Dari masa modern, sosiolog Peter Berger harus merivisi pandangan lamanya tentang akan hilangnya agama dari kehidupan manusia dalam berbagai karyanya terdahulu, dan terpaksa merevisinya dengan The Desecularization of the World. Kenyataannya, ramalan orang di berbagai masa tentang akan pupusnya agama dari kehidupan manusia, semuanya runtuh. Sebagai contoh lain, suatu kali Majalah Time memuat foto cover story majalah ini dari edisi tahun 1945-an yang di dalamnya diramalkan bahwa  agama tinggal menunggu waktunya. Dan sebuah cover story Time yang terbit 60 tahun kemudian mengakui bahwa ramalan tahun itu keliru. Agama justru bangkit lebih kuat lagi. Newswieek pun pernah menunjukkan betapa, seiring materialisme dan sekularisme, justru lebih banyak orang Amerika berdoa ketimbang berolahraga, nonton bioskop dan berhubungan seks!.

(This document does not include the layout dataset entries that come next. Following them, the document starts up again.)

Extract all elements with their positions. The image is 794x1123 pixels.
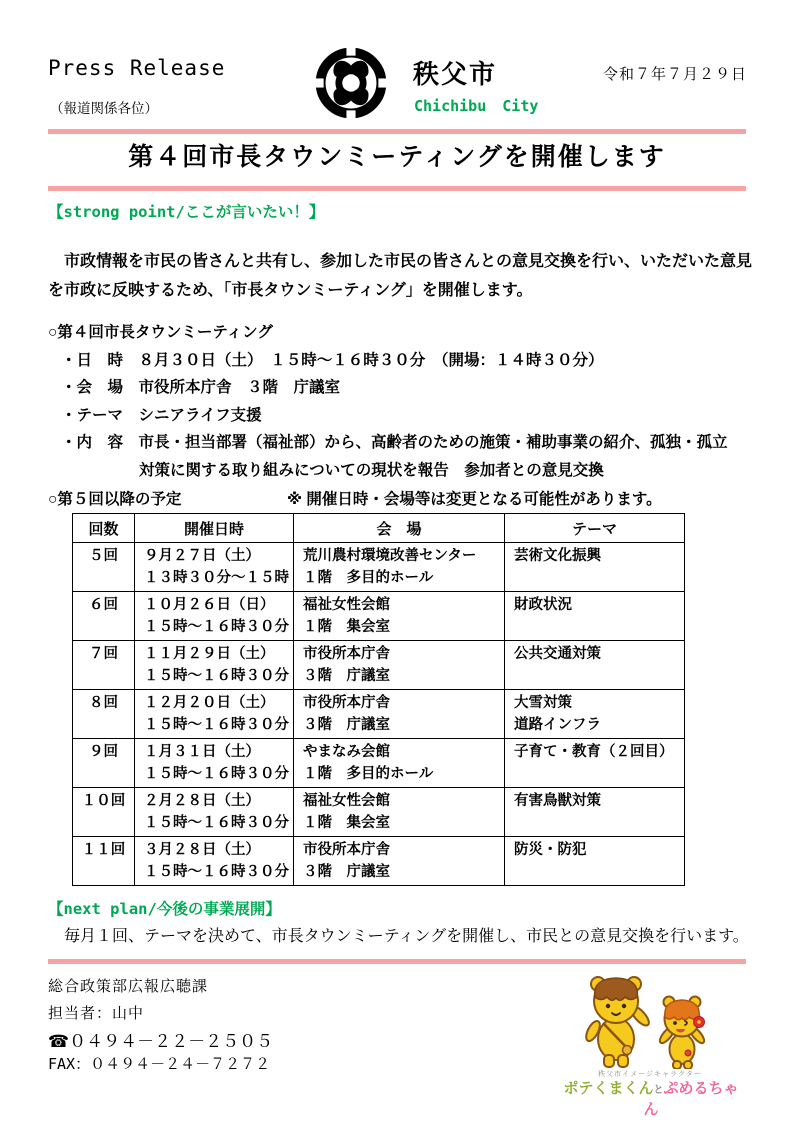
meeting-detail-content: ・内 容 市長・担当部署（福祉部）から、高齢者のための施策・補助事業の紹介、孤独・孤立 xyxy=(61,434,728,452)
cell-venue: 荒川農村環境改善センター １階 多目的ホール xyxy=(294,543,505,592)
table-row xyxy=(73,739,685,788)
cell-venue: 福祉女性会館 １階 集会室 xyxy=(294,788,505,837)
cell-venue: 市役所本庁舎 ３階 庁議室 xyxy=(294,837,505,886)
strong-point-paragraph xyxy=(48,248,758,305)
cell-no: ９回 xyxy=(73,739,135,788)
cell-theme: 財政状況 xyxy=(505,592,685,641)
col-header-no: 回数 xyxy=(73,514,135,543)
meeting4-details xyxy=(61,347,728,484)
cell-theme: 大雪対策 道路インフラ xyxy=(505,690,685,739)
cell-no: ７回 xyxy=(73,641,135,690)
cell-date: ９月２７日（土） １３時３０分～１５時 xyxy=(135,543,294,592)
contact-person: 担当者：山中 xyxy=(48,1005,145,1022)
meeting-detail-content-cont: 対策に関する取り組みについての現状を報告 参加者との意見交換 xyxy=(139,461,604,479)
cell-theme: 芸術文化振興 xyxy=(505,543,685,592)
press-release-label: Press Release xyxy=(48,56,226,80)
mascot-illustration xyxy=(573,973,723,1074)
cell-date: ３月２８日（土） １５時～１６時３０分 xyxy=(135,837,294,886)
press-audience: （報道関係各位） xyxy=(50,101,158,116)
release-date: 令和７年７月２９日 xyxy=(603,66,748,83)
cell-no: ５回 xyxy=(73,543,135,592)
meeting-detail-date: ・日 時 ８月３０日（土） １５時～１６時３０分 （開場：１４時３０分） xyxy=(61,352,604,369)
table-row xyxy=(73,592,685,641)
mascot-caption xyxy=(556,1077,746,1119)
table-row xyxy=(73,641,685,690)
cell-no: ８回 xyxy=(73,690,135,739)
city-name: 秩父市 xyxy=(413,59,498,89)
table-row xyxy=(73,543,685,592)
department-name: 総合政策部広報広聴課 xyxy=(48,978,209,995)
schedule-note: ※ 開催日時・会場等は変更となる可能性があります。 xyxy=(287,491,662,508)
divider-line-under-title xyxy=(48,186,746,191)
cell-no: １０回 xyxy=(73,788,135,837)
col-header-venue: 会 場 xyxy=(294,514,505,543)
mascot-conjunction: と xyxy=(653,1085,664,1096)
paragraph-line: を市政に反映するため、「市長タウンミーティング」を開催します。 xyxy=(48,281,533,299)
meeting-detail-venue: ・会 場 市役所本庁舎 ３階 庁議室 xyxy=(61,379,341,397)
cell-theme: 防災・防犯 xyxy=(505,837,685,886)
chichibu-city-emblem-icon xyxy=(312,45,390,126)
table-header-row xyxy=(73,514,685,543)
col-header-date: 開催日時 xyxy=(135,514,294,543)
cell-date: １月３１日（土） １５時～１６時３０分 xyxy=(135,739,294,788)
cell-venue: 福祉女性会館 １階 集会室 xyxy=(294,592,505,641)
cell-no: ６回 xyxy=(73,592,135,641)
next-plan-body: 毎月１回、テーマを決めて、市長タウンミーティングを開催し、市民との意見交換を行います。 xyxy=(48,928,749,945)
page-title: 第４回市長タウンミーティングを開催します xyxy=(128,143,666,171)
mascot-name-2: ぷめるちゃん xyxy=(643,1080,739,1118)
strong-point-heading: 【strong point/ここが言いたい！】 xyxy=(48,203,325,221)
table-row xyxy=(73,690,685,739)
table-row xyxy=(73,837,685,886)
col-header-theme: テーマ xyxy=(505,514,685,543)
fax-number: FAX：０４９４－２４－７２７２ xyxy=(48,1055,271,1073)
mascot-caption-small: 秩父市イメージキャラクター xyxy=(598,1071,702,1078)
mascot-name-1: ポテくまくん xyxy=(563,1080,654,1097)
phone-number: ☎０４９４－２２－２５０５ xyxy=(48,1032,274,1051)
cell-theme: 公共交通対策 xyxy=(505,641,685,690)
cell-date: １０月２６日（日） １５時～１６時３０分 xyxy=(135,592,294,641)
city-name-en: Chichibu City xyxy=(414,97,539,115)
divider-line-top xyxy=(48,129,746,134)
cell-date: １１月２９日（土） １５時～１６時３０分 xyxy=(135,641,294,690)
meeting-detail-theme: ・テーマ シニアライフ支援 xyxy=(61,406,262,424)
cell-venue: やまなみ会館 １階 多目的ホール xyxy=(294,739,505,788)
cell-no: １１回 xyxy=(73,837,135,886)
divider-line-footer xyxy=(48,959,746,964)
schedule-heading: ○第５回以降の予定 xyxy=(48,491,182,508)
cell-date: ２月２８日（土） １５時～１６時３０分 xyxy=(135,788,294,837)
cell-date: １２月２０日（土） １５時～１６時３０分 xyxy=(135,690,294,739)
meeting4-heading: ○第４回市長タウンミーティング xyxy=(48,324,273,341)
next-plan-heading: 【next plan/今後の事業展開】 xyxy=(48,900,281,918)
schedule-table xyxy=(72,513,685,886)
paragraph-line: 市政情報を市民の皆さんと共有し、参加した市民の皆さんとの意見交換を行い、いただいた意見 xyxy=(48,253,753,270)
cell-venue: 市役所本庁舎 ３階 庁議室 xyxy=(294,690,505,739)
cell-venue: 市役所本庁舎 ３階 庁議室 xyxy=(294,641,505,690)
cell-theme: 子育て・教育（２回目） xyxy=(505,739,685,788)
table-row xyxy=(73,788,685,837)
cell-theme: 有害鳥獣対策 xyxy=(505,788,685,837)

Memang, tampaknya Tuhan bersemayam dalam fitrah (natur primordial) makhluk yang bernama manusia ini. Betapa pun para ateis terus-menerus berusaha manyangkalnya.


Sebagian ateis menawarkan penjelasan mengenai Tuhan sebagai ‘god of the gaps’. Artinya Tuhan yang keberadaan-Nya mengisi ketidakmampuan kita untuk menjelaskan keadaan. Kalau suatu saat kita bingung menjelaskan kenapa alam semesta ini dipenuhi bencana yang kita tak berdaya menolaknya, kita buatkan konsep tentang tuhan yang bisa menjelaskan hal itu. Ketakutan, ketidaktahuan telah mendorong manusia menciptakan (konsep) Tuhan.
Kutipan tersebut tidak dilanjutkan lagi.